Brittany Ness, the school nurse at Northwood Public School, is new to her job, but not new to public health policy. For nearly eight years she worked as a public health administrator in Steele County, which encompasses Finley, N.D. After that, she went to Mayville State University, where she worked to introduce students of all ages to careers in health care. In April, she became the university’s COVID coordinator, where she researched the history of the illness and the recommendations and guidelines related to it.

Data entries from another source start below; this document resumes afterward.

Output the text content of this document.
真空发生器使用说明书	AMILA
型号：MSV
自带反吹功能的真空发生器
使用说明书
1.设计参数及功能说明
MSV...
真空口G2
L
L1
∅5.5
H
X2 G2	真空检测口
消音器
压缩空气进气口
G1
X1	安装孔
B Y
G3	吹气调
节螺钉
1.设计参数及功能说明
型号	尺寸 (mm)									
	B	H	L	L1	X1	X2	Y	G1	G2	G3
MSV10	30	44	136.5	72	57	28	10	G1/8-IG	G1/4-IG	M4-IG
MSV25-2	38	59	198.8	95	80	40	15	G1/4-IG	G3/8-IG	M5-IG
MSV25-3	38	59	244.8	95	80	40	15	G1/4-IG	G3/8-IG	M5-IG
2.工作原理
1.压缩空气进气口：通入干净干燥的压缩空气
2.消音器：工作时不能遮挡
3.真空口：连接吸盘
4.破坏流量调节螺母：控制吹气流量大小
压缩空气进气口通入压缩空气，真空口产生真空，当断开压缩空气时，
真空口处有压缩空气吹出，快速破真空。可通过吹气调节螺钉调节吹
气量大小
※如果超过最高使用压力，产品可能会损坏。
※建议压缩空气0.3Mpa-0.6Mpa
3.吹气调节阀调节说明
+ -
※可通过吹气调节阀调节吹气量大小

That knowledge helped her transition into her new role, which, she said, has become more important than ever. Each morning she consults the school’s list of absent students then calls the parents to ask what kind of symptoms their children are showing, and answers any questions they might have. She does this for teachers and school staff as well, on top of regular school nurse duties.

“It's really busy because we're caring for students and they're coming in with injuries from recess, and they're having their regular fall-time flu-like illnesses,” Ness said. “It’s a challenge to assess the difference and should they stay in school or should they go home.”

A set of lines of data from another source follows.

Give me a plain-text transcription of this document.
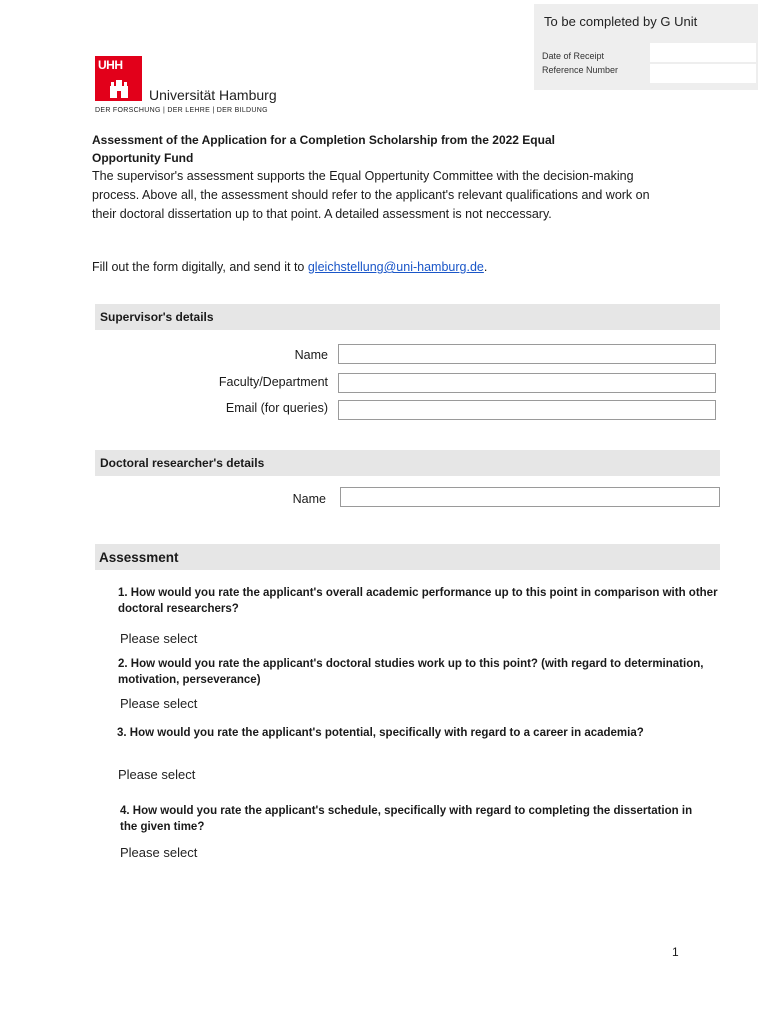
To be completed by G Unit
Date of Receipt
Reference Number
UHH
Universität Hamburg
DER FORSCHUNG | DER LEHRE | DER BILDUNG
Assessment of the Application for a Completion Scholarship from the 2022 Equal Opportunity Fund
The supervisor's assessment supports the Equal Oppertunity Committee with the decision-making process. Above all, the assessment should refer to the applicant's relevant qualifications and work on their doctoral dissertation up to that point. A detailed assessment is not neccessary.
Fill out the form digitally, and send it to gleichstellung@uni-hamburg.de.
Supervisor's details
Name
Faculty/Department
Email (for queries)
Doctoral researcher's details
Name
Assessment
1. How would you rate the applicant's overall academic performance up to this point in comparison with other doctoral researchers?
Please select
2. How would you rate the applicant's doctoral studies work up to this point? (with regard to determination, motivation, perseverance)
Please select
3. How would you rate the applicant's potential, specifically with regard to a career in academia?
Please select
4. How would you rate the applicant's schedule, specifically with regard to completing the dissertation in the given time?
Please select
1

Parents have been doing a good job of monitoring symptoms, and when the time comes for a child to go home, the wait usually isn’t long, according to Ness. Most families have at least one parent nearby in Northwood, or even a grandparent, though assistance from grandparents is less than what it normally would be, as families try not to expose them to illness.

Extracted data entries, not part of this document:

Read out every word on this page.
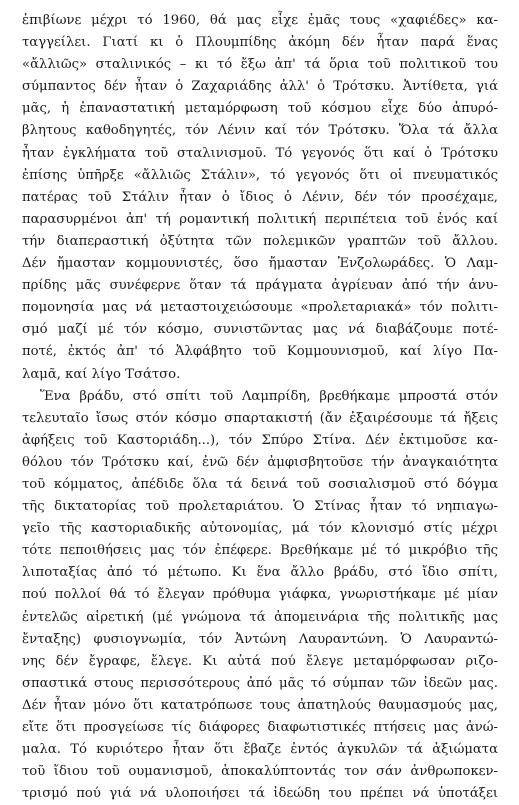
ἐπιβίωνε μέχρι τό 1960, θά μας εἶχε ἐμᾶς τους «χαφιέδες» κα-
ταγγείλει. Γιατί κι ὁ Πλουμπίδης ἀκόμη δέν ἦταν παρά ἕνας
«ἄλλιῶς» σταλινικός – κι τό ἔξω ἀπ' τά ὅρια τοῦ πολιτικοῦ του
σύμπαντος δέν ἦταν ὁ Ζαχαριάδης ἀλλ' ὁ Τρότσκυ. Ἀντίθετα, γιά
μᾶς, ἡ ἐπαναστατική μεταμόρφωση τοῦ κόσμου εἶχε δύο ἀπυρό-
βλητους καθοδηγητές, τόν Λένιν καί τόν Τρότσκυ. Ὅλα τά ἄλλα
ἦταν ἐγκλήματα τοῦ σταλινισμοῦ. Τό γεγονός ὅτι καί ὁ Τρότσκυ
ἐπίσης ὑπῆρξε «ἄλλιῶς Στάλιν», τό γεγονός ὅτι οἱ πνευματικός
πατέρας τοῦ Στάλιν ἦταν ὁ ἴδιος ὁ Λένιν, δέν τόν προσέχαμε,
παρασυρμένοι ἀπ' τή ρομαντική πολιτική περιπέτεια τοῦ ἑνός καί
τήν διαπεραστική ὀξύτητα τῶν πολεμικῶν γραπτῶν τοῦ ἄλλου.
Δέν ἤμασταν κομμουνιστές, ὅσο ἤμασταν Ἐνζολωράδες. Ὁ Λαμ-
πρίδης μᾶς συνέφερνε ὅταν τά πράγματα ἀγρίευαν ἀπό τήν ἀνυ-
πομονησία μας νά μεταστοιχειώσουμε «προλεταριακά» τόν πολιτι-
σμό μαζί μέ τόν κόσμο, συνιστῶντας μας νά διαβάζουμε ποτέ-
ποτέ, ἐκτός ἀπ' τό Ἀλφάβητο τοῦ Κομμουνισμοῦ, καί λίγο Πα-
λαμᾶ, καί λίγο Τσάτσο.
Ἕνα βράδυ, στό σπίτι τοῦ Λαμπρίδη, βρεθήκαμε μπροστά στόν
τελευταῖο ἴσως στόν κόσμο σπαρτακιστή (ἄν ἐξαιρέσουμε τά ἤξεις
ἀφήξεις τοῦ Καστοριάδη...), τόν Σπύρο Στίνα. Δέν ἐκτιμοῦσε κα-
θόλου τόν Τρότσκυ καί, ἐνῶ δέν ἀμφισβητοῦσε τήν ἀναγκαιότητα
τοῦ κόμματος, ἀπέδιδε ὅλα τά δεινά τοῦ σοσιαλισμοῦ στό δόγμα
τῆς δικτατορίας τοῦ προλεταριάτου. Ὁ Στίνας ἦταν τό νηπιαγω-
γεῖο τῆς καστοριαδικῆς αὐτονομίας, μά τόν κλονισμό στίς μέχρι
τότε πεποιθήσεις μας τόν ἐπέφερε. Βρεθήκαμε μέ τό μικρόβιο τῆς
λιποταξίας ἀπό τό μέτωπο. Κι ἕνα ἄλλο βράδυ, στό ἴδιο σπίτι,
πού πολλοί θά τό ἔλεγαν πρόθυμα γιάφκα, γνωριστήκαμε μέ μίαν
ἐντελῶς αἱρετική (μέ γνώμονα τά ἀπομεινάρια τῆς πολιτικῆς μας
ἔνταξης) φυσιογνωμία, τόν Ἀντώνη Λαυραντώνη. Ὁ Λαυραντώ-
νης δέν ἔγραφε, ἔλεγε. Κι αὐτά πού ἔλεγε μεταμόρφωσαν ριζο-
σπαστικά στους περισσότερους ἀπό μᾶς τό σύμπαν τῶν ἰδεῶν μας.
Δέν ἦταν μόνο ὅτι κατατρόπωσε τους ἀπατηλούς θαυμασμούς μας,
εἴτε ὅτι προσγείωσε τίς διάφορες διαφωτιστικές πτήσεις μας ἀνώ-
μαλα. Τό κυριότερο ἦταν ὅτι ἔβαζε ἐντός ἀγκυλῶν τά ἀξιώματα
τοῦ ἴδιου τοῦ ουμανισμοῦ, ἀποκαλύπτοντάς τον σάν ἀνθρωποκεν-
τρισμό πού γιά νά υλοποιήσει τά ἰδεώδη του πρέπει νά ὑποτάξει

That shorter wait time for pickup means kids spend less time in the school’s quarantine room -- the “away team” locker room, not often in use now -- which ,for younger children especially, can be frightening. Ness tries to avoid using that room, but sometimes it’s inevitable.

“It's a scary thing when we say ‘you have COVID symptoms and are going to go to the quarantine room,’” she said.

And feeling scared isn’t limited to the students. Students and staff at the K-12 school are both showing symptoms of anxiety, fear and frustration. They are worried about getting sick, or if a family member might get sick. Students’ biggest fear, Ness said, is having to go back to distance learning, which happened Monday, Oct. 12. Grades 7-12 are now studying from home. The school will reassess the situation in a week.

Monitoring the mental health of students and staff, part of a school nurse’s job before the pandemic, has become a high priority. Ness makes sure she’s modeling the safe practices she teaches in the school. A calm demeanor while talking with students about what they can do to stay safe, helps ease their anxiety. It’s another pandemic-added added dimension to the job.

“Without COVID, you would never be put in that position to have to sit and comfort a child while you're waiting for their parents in an isolation room,” she said.

Ness said she copes with what seems like the “never-ending” pandemic by taking each day as it comes. Her closely-knit family -- she is married with three children and has two sisters and a brother -- gives her people to talk to and share things with.

When it comes to work, she said she is “absolutely” supported by the public health departments she works with. Ness needs to work with two departments, Grand Forks, for Northwood’s school, and Traill District Health, on behalf of the Hatton Eielson school. The two schools partner together for extracurricular activities.

“They're always there,” Ness said. “If they don't have the answer, then they have somebody to contact with at the state health department, so I think it's easy to get ahold of somebody and get your questions answered.”